Two warring factions have been searching for a powerful Cube across the galaxy, but to no avail. Planet Earth has seen no part of these conflicts - until now, when in the Middle Eastern country of Qatar an American army base is going about its business only to be interrupted by a mystery aircraft appearing on radar. Captain Lennox (Josh Duhamel) and his outfit are on the base when the aircraft, a helicopter supposedly lost in Afghanistan, lands at the airfield, surrounded by gun-toting soldiers. To their shock, the craft undergoes an amazing transformation and runs rampage, impervious to their bullets and missiles. Lennox barely escapes with his life, but this is simply the beginning...

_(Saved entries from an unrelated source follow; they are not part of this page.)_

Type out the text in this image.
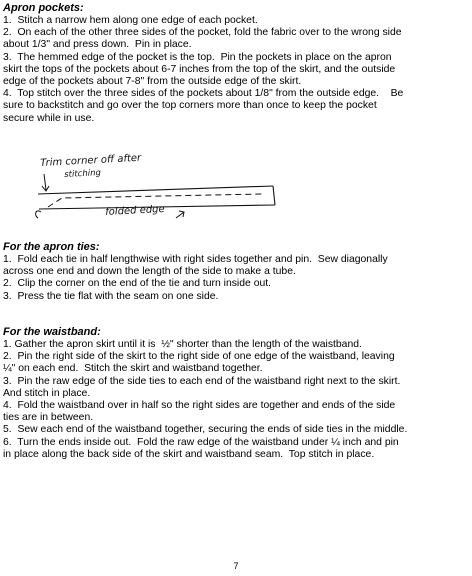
Apron pockets:

1.  Stitch a narrow hem along one edge of each pocket.

2.  On each of the other three sides of the pocket, fold the fabric over to the wrong side

about 1/3" and press down.  Pin in place.

3.  The hemmed edge of the pocket is the top.  Pin the pockets in place on the apron

skirt the tops of the pockets about 6-7 inches from the top of the skirt, and the outside

edge of the pockets about 7-8" from the outside edge of the skirt.

4.  Top stitch over the three sides of the pockets about 1/8" from the outside edge.    Be

sure to backstitch and go over the top corners more than once to keep the pocket

secure while in use.

Trim corner off after
stitching
folded edge

For the apron ties:

1.  Fold each tie in half lengthwise with right sides together and pin.  Sew diagonally

across one end and down the length of the side to make a tube.

2.  Clip the corner on the end of the tie and turn inside out.

3.  Press the tie flat with the seam on one side.

For the waistband:

1. Gather the apron skirt until it is  ½" shorter than the length of the waistband.

2.  Pin the right side of the skirt to the right side of one edge of the waistband, leaving

¼" on each end.  Stitch the skirt and waistband together.

3.  Pin the raw edge of the side ties to each end of the waistband right next to the skirt.

And stitch in place.

4.  Fold the waistband over in half so the right sides are together and ends of the side

ties are in between.

5.  Sew each end of the waistband together, securing the ends of side ties in the middle.

6.  Turn the ends inside out.  Fold the raw edge of the waistband under ¼ inch and pin

in place along the back side of the skirt and waistband seam.  Top stitch in place.

7
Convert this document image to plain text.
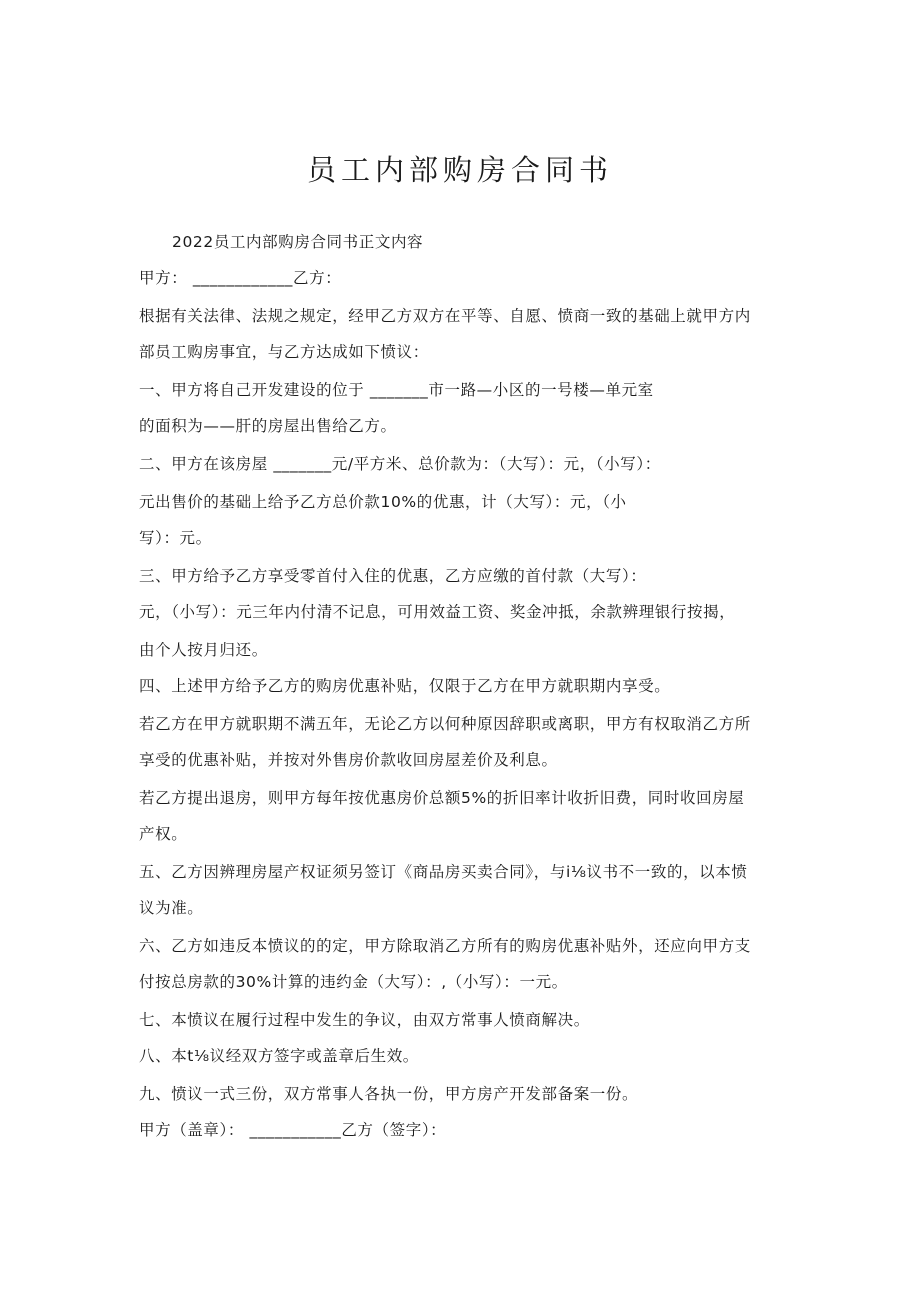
员工内部购房合同书

2022员工内部购房合同书正文内容

甲方： ____________乙方：

根据有关法律、法规之规定，经甲乙方双方在平等、自愿、愤商一致的基础上就甲方内

部员工购房事宜，与乙方达成如下愤议：

一、甲方将自己开发建设的位于 _______市一路—小区的一号楼—单元室

的面积为——肝的房屋出售给乙方。

二、甲方在该房屋 _______元/平方米、总价款为：（大写）：元，（小写）：

元出售价的基础上给予乙方总价款10%的优惠，计（大写）：元，（小

写）：元。

三、甲方给予乙方享受零首付入住的优惠，乙方应缴的首付款（大写）：

元，（小写）：元三年内付清不记息，可用效益工资、奖金冲抵，余款辨理银行按揭，

由个人按月归还。

四、上述甲方给予乙方的购房优惠补贴，仅限于乙方在甲方就职期内享受。

若乙方在甲方就职期不满五年，无论乙方以何种原因辞职或离职，甲方有权取消乙方所

享受的优惠补贴，并按对外售房价款收回房屋差价及利息。

若乙方提出退房，则甲方每年按优惠房价总额5%的折旧率计收折旧费，同时收回房屋

产权。

五、乙方因辨理房屋产权证须另签订《商品房买卖合同》，与i⅛议书不一致的，以本愤

议为准。

六、乙方如违反本愤议的的定，甲方除取消乙方所有的购房优惠补贴外，还应向甲方支

付按总房款的30%计算的违约金（大写）：,（小写）：一元。

七、本愤议在履行过程中发生的争议，由双方常事人愤商解决。

八、本t⅛议经双方签字或盖章后生效。

九、愤议一式三份，双方常事人各执一份，甲方房产开发部备案一份。

甲方（盖章）： ___________乙方（签字）：
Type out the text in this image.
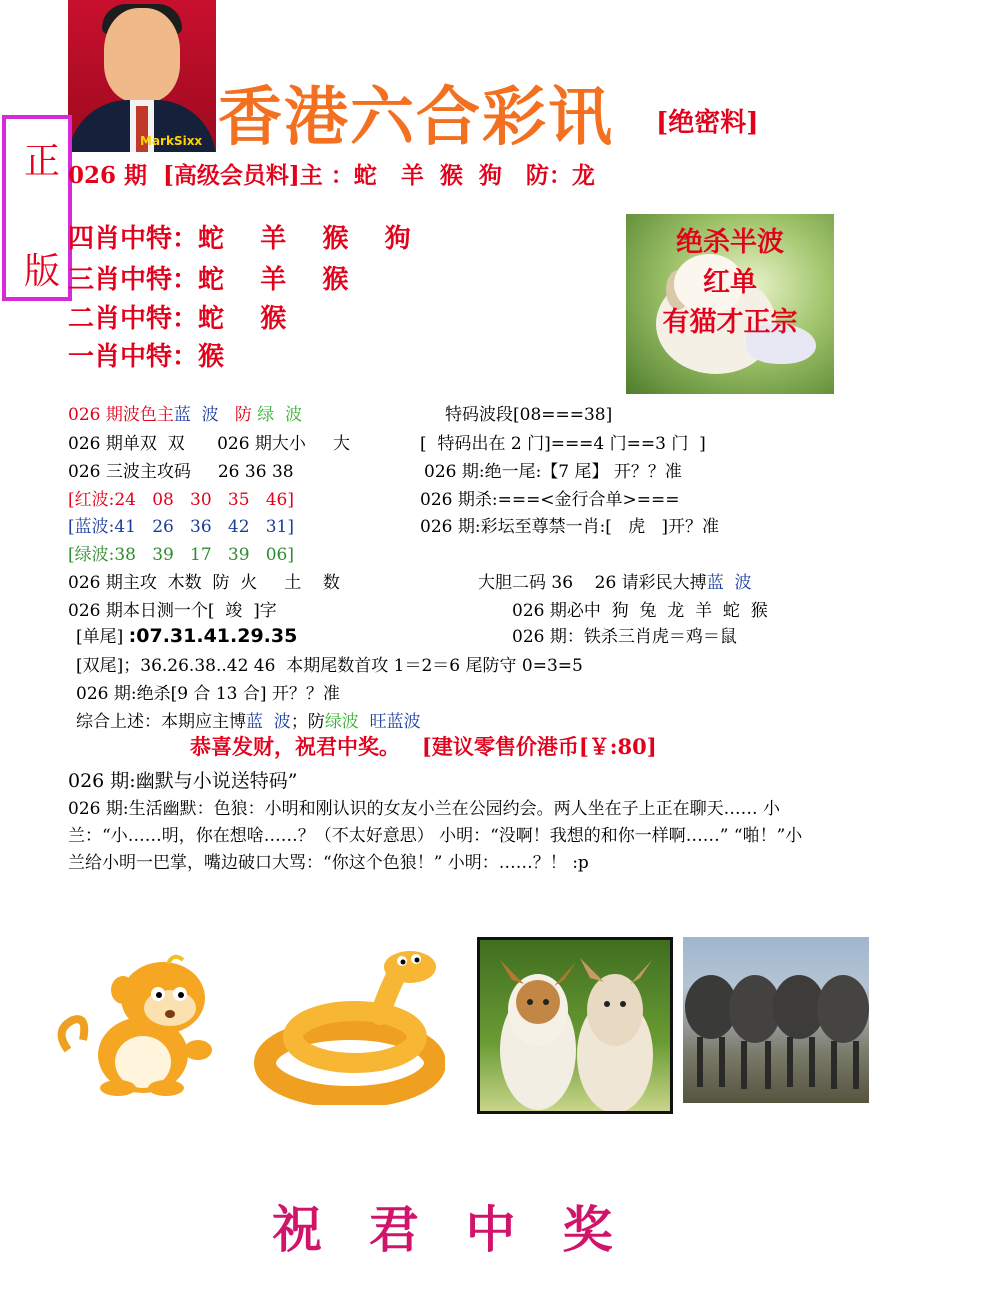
MarkSixx 香港六合彩讯 [绝密料]
正
版
026 期  [高级会员料]主 ：蛇   羊  猴  狗   防：龙
四肖中特：蛇    羊    猴    狗
三肖中特：蛇    羊    猴
二肖中特：蛇    猴
一肖中特：猴
绝杀半波
红单
有猫才正宗
026 期波色主蓝  波   防 绿  波
026 期单双  双      026 期大小     大
026 三波主攻码     26 36 38
[红波:24   08   30   35   46]
[蓝波:41   26   36   42   31]
[绿波:38   39   17   39   06]
026 期主攻  木数  防  火     土    数
026 期本日测一个[  竣  ]字
[单尾] :07.31.41.29.35
[双尾]；36.26.38..42 46  本期尾数首攻 1＝2＝6 尾防守 0=3=5
026 期:绝杀[9 合 13 合] 开？？准
综合上述：本期应主博蓝  波；防绿波 旺蓝波
特码波段[08===38]
[  特码出在 2 门]===4 门==3 门  ]
026 期:绝一尾:【7 尾】 开？？准
026 期杀:===<金行合单>===
026 期:彩坛至尊禁一肖:[   虎   ]开？准
大胆二码 36    26 请彩民大搏蓝  波
026 期必中  狗  兔  龙  羊  蛇  猴
026 期：铁杀三肖虎＝鸡＝鼠
恭喜发财，祝君中奖。   [建议零售价港币[￥:80]
026 期:幽默与小说送特码”
026 期:生活幽默：色狼：小明和刚认识的女友小兰在公园约会。两人坐在子上正在聊天…… 小兰：“小……明，你在想啥……？（不太好意思） 小明：“没啊！我想的和你一样啊……” “啪！”小兰给小明一巴掌，嘴边破口大骂：“你这个色狼！” 小明：……？！ :p
祝  君  中  奖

Possibly the most expensive toy commercial made up to that point, Transformers even proudly announced in its opening titles that it was a co-production with manufacturer Hasbro. Back in the eighties, kids started to be sold their toys not only in the ad breaks, but through the actual programmes as well, and cartoon Transformers was one of the most popular of the lot. So what better idea than to take such marketing genius to the big screen as well: which they did with Transformers: The Movie, a feature length animation. The power of nostalgia being what it is, it was a matter of time before a live action version was created.
For some reason this Transformers won far more respect among moviegoers than say, the film adaptation of Bratz, although they were essentially made along the same principles. Was it because these were boys' toys and its militaristic atmosphere commanded more deferrence among the fans? Man, this is serious, the film seems to tell us, people could die! Nobody we know, and none of the main characters, and if anyone does die they're a robot anyway, but this is serious despite that. And a lot of audiences bought into this, with its violence tempered by comedy that would not be out of place on a daytime sitcom.

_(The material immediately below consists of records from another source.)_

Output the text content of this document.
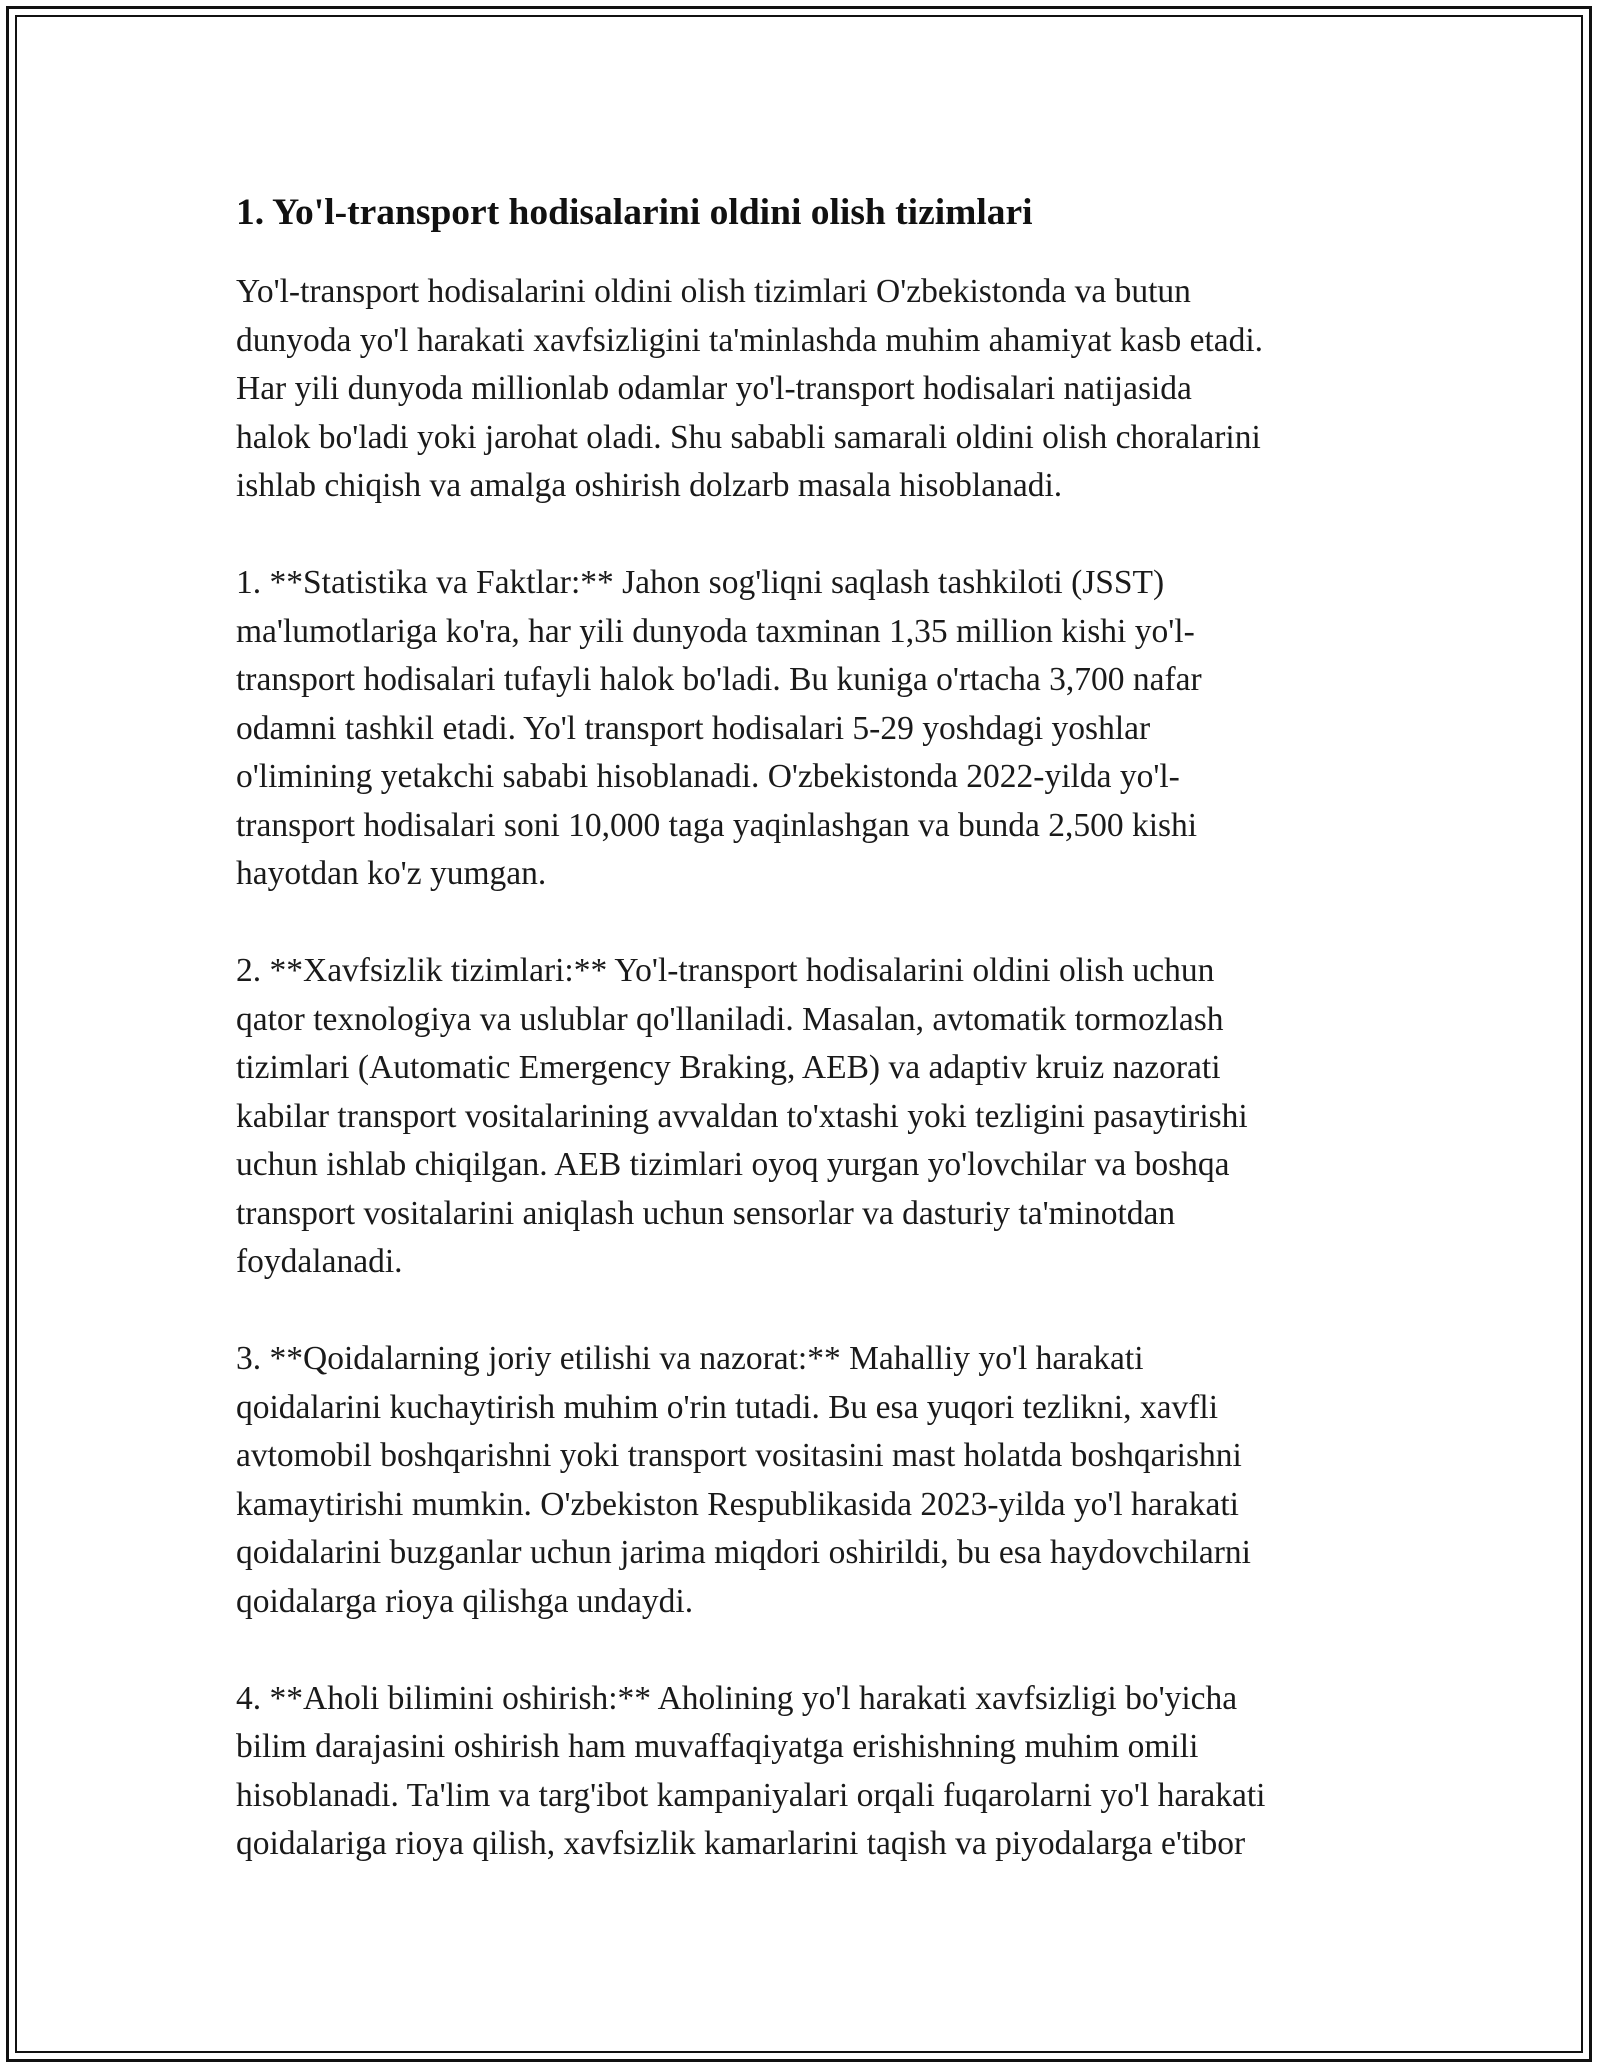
1. Yo'l-transport hodisalarini oldini olish tizimlari
Yo'l-transport hodisalarini oldini olish tizimlari O'zbekistonda va butun
dunyoda yo'l harakati xavfsizligini ta'minlashda muhim ahamiyat kasb etadi.
Har yili dunyoda millionlab odamlar yo'l-transport hodisalari natijasida
halok bo'ladi yoki jarohat oladi. Shu sababli samarali oldini olish choralarini
ishlab chiqish va amalga oshirish dolzarb masala hisoblanadi.
1. **Statistika va Faktlar:** Jahon sog'liqni saqlash tashkiloti (JSST)
ma'lumotlariga ko'ra, har yili dunyoda taxminan 1,35 million kishi yo'l-
transport hodisalari tufayli halok bo'ladi. Bu kuniga o'rtacha 3,700 nafar
odamni tashkil etadi. Yo'l transport hodisalari 5-29 yoshdagi yoshlar
o'limining yetakchi sababi hisoblanadi. O'zbekistonda 2022-yilda yo'l-
transport hodisalari soni 10,000 taga yaqinlashgan va bunda 2,500 kishi
hayotdan ko'z yumgan.
2. **Xavfsizlik tizimlari:** Yo'l-transport hodisalarini oldini olish uchun
qator texnologiya va uslublar qo'llaniladi. Masalan, avtomatik tormozlash
tizimlari (Automatic Emergency Braking, AEB) va adaptiv kruiz nazorati
kabilar transport vositalarining avvaldan to'xtashi yoki tezligini pasaytirishi
uchun ishlab chiqilgan. AEB tizimlari oyoq yurgan yo'lovchilar va boshqa
transport vositalarini aniqlash uchun sensorlar va dasturiy ta'minotdan
foydalanadi.
3. **Qoidalarning joriy etilishi va nazorat:** Mahalliy yo'l harakati
qoidalarini kuchaytirish muhim o'rin tutadi. Bu esa yuqori tezlikni, xavfli
avtomobil boshqarishni yoki transport vositasini mast holatda boshqarishni
kamaytirishi mumkin. O'zbekiston Respublikasida 2023-yilda yo'l harakati
qoidalarini buzganlar uchun jarima miqdori oshirildi, bu esa haydovchilarni
qoidalarga rioya qilishga undaydi.
4. **Aholi bilimini oshirish:** Aholining yo'l harakati xavfsizligi bo'yicha
bilim darajasini oshirish ham muvaffaqiyatga erishishning muhim omili
hisoblanadi. Ta'lim va targ'ibot kampaniyalari orqali fuqarolarni yo'l harakati
qoidalariga rioya qilish, xavfsizlik kamarlarini taqish va piyodalarga e'tibor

Our hero is not a Transformer, he's Sam Witwicky (Shia LaBeouf) a would-be high school social climber out to get his own car from his dad. From his first scene he grates, his would-be witticisms falling flat, his avarice extending to plugging his online auctioneering during a class speech. Yes, it's not only Hasbro who enjoy blaring their products and services at the viewer in this film, blockbusters are a lucrative business after all. Anyway, Sam's new car is a robot in disguise and his great-grandfather an Antarctic explorer who discovered the key to the conflict way back when, and soon Sam finds himself caught up in an intergalactic war. Between about ten robots. That we see, at any rate.

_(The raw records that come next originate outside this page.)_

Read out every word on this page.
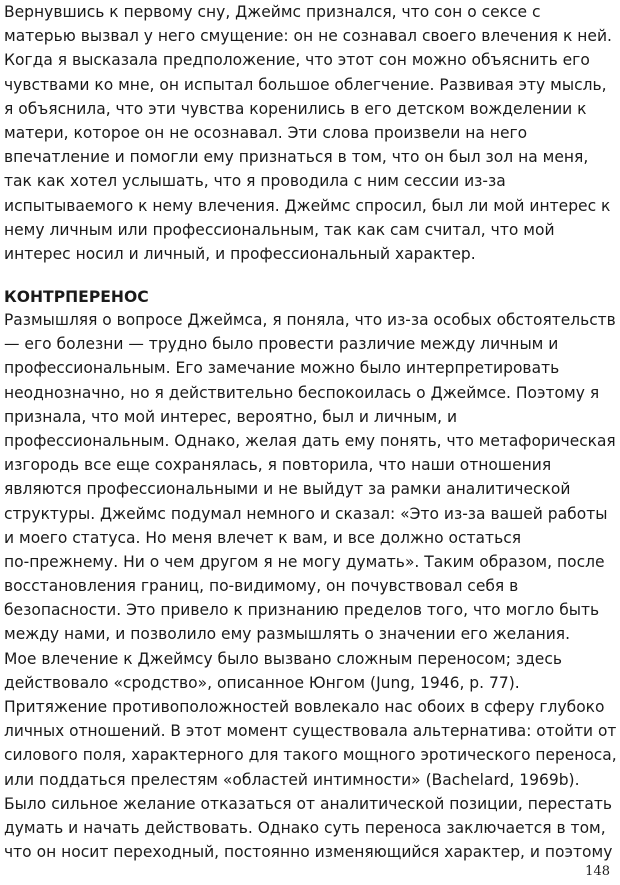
Вернувшись к первому сну, Джеймс признался, что сон о сексе с
матерью вызвал у него смущение: он не сознавал своего влечения к ней.
Когда я высказала предположение, что этот сон можно объяснить его
чувствами ко мне, он испытал большое облегчение. Развивая эту мысль,
я объяснила, что эти чувства коренились в его детском вожделении к
матери, которое он не осознавал. Эти слова произвели на него
впечатление и помогли ему признаться в том, что он был зол на меня,
так как хотел услышать, что я проводила с ним сессии из-за
испытываемого к нему влечения. Джеймс спросил, был ли мой интерес к
нему личным или профессиональным, так как сам считал, что мой
интерес носил и личный, и профессиональный характер.
КОНТРПЕРЕНОС
Размышляя о вопросе Джеймса, я поняла, что из-за особых обстоятельств
— его болезни — трудно было провести различие между личным и
профессиональным. Его замечание можно было интерпретировать
неоднозначно, но я действительно беспокоилась о Джеймсе. Поэтому я
признала, что мой интерес, вероятно, был и личным, и
профессиональным. Однако, желая дать ему понять, что метафорическая
изгородь все еще сохранялась, я повторила, что наши отношения
являются профессиональными и не выйдут за рамки аналитической
структуры. Джеймс подумал немного и сказал: «Это из-за вашей работы
и моего статуса. Но меня влечет к вам, и все должно остаться
по-прежнему. Ни о чем другом я не могу думать». Таким образом, после
восстановления границ, по-видимому, он почувствовал себя в
безопасности. Это привело к признанию пределов того, что могло быть
между нами, и позволило ему размышлять о значении его желания.
Мое влечение к Джеймсу было вызвано сложным переносом; здесь
действовало «сродство», описанное Юнгом (Jung, 1946, p. 77).
Притяжение противоположностей вовлекало нас обоих в сферу глубоко
личных отношений. В этот момент существовала альтернатива: отойти от
силового поля, характерного для такого мощного эротического переноса,
или поддаться прелестям «областей интимности» (Bachelard, 1969b).
Было сильное желание отказаться от аналитической позиции, перестать
думать и начать действовать. Однако суть переноса заключается в том,
что он носит переходный, постоянно изменяющийся характер, и поэтому
148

Of course, the effects are top notch, but the Transformers are such a riot of twisting metal that they're hard to take in; they're also supporting characters in their own advertisment. Too much of the screen time is given over to the resistable Sam and his family and friends, regaling us with "colourful" humour which includes masturbation jokes and toned down Porky's-level social embarrassment situations. Guaranteed to test the patience, amongst all this noise the humans don't have much more personality than the machines, with Megan Fox as a pin-up out of Sam's league who tags along with him anyway (she's a mechanic too, which has no bearing whatsoever on the plot), and Duhamel's wafer thin army hero vanishing from the mind whenever he's not onscreen. There's even offensively crass token black comic relief (Anthony Anderson, be ashamed). If it's the action you're watching this for, you won't be disappointed - with the last twenty minutes, that is. Making money is all Transformers are about, and it shows. Music by Steve Jablonsky.